How does the technology you acquired from Innotek fit into Sun’s virtualization strategy, and how do you plan to integrate VirtualBox into your current offerings?
VirtualBox is software designed to allow users to run multiple operating systems on top of whatever operating system they currently have installed. Whether they choose Windows, Mac OS X, Linux or Solaris as their default desktop of choice, VirtualBox will ride on top of it and allow them to host any arbitrary collection of operating system instances.
Software developers everywhere are starting to discover this way of operating, and these desktop virtualization solutions are quickly becoming part of the common developer tool kit.

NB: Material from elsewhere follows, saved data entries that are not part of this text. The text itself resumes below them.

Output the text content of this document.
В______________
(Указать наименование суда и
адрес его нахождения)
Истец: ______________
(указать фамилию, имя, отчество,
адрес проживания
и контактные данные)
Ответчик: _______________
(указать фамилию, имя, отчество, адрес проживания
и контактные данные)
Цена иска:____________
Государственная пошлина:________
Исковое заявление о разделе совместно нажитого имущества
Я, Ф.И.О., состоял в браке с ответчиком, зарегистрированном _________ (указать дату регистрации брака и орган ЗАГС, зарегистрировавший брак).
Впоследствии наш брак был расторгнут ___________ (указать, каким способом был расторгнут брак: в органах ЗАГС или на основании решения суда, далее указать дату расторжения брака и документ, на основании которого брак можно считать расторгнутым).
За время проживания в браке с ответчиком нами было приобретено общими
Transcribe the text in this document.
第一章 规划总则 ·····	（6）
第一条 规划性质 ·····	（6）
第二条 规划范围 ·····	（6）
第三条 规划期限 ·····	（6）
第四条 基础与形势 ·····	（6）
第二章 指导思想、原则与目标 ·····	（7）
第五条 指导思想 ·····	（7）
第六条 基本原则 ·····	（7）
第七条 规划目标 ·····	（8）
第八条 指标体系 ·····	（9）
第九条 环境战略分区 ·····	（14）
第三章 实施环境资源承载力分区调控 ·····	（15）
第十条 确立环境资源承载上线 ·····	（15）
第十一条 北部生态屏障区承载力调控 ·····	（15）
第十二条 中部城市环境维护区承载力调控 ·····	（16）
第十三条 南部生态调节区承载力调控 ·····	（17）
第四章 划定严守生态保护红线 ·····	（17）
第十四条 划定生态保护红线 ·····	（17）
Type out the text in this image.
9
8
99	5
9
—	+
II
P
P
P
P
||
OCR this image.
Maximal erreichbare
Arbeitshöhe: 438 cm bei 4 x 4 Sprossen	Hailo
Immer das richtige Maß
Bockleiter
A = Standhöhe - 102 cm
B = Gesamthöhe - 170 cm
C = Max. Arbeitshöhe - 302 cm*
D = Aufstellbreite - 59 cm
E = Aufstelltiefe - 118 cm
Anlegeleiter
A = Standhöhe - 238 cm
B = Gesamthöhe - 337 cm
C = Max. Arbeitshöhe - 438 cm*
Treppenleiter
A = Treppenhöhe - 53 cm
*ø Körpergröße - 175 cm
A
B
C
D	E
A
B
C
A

VirtualBox will act as the broadly available gateway to the rest of the xVM platform. Developers that build applications have a huge amount of influence on how [the apps are] deployed. We believe that developers using VirtualBox can help guide their friends in the data center toward xVM Server as the preferred deployment engine.
How are you targeting your virtualization message to those businesses and enterprises that already have Windows and Linux in their server environments, and what is the value proposition you are trying to sell them on?
To put it succinctly, choice. Windows and Linux customers can now run their Windows and Linux environments using a totally open-source virtualization solution that will deliver improvements in availability, security and scalability. Sun's new and expanding partnerships with companies like Microsoft, Red Hat, AMD and Intel should help give Windows and Linux customers confidence that Sun is ready to help them in this space.
In particular, our bilateral support agreements for virtualization with Microsoft and Red Hat will ensure customers are completely supported in Windows and Linux environments when running inside Sun xVM.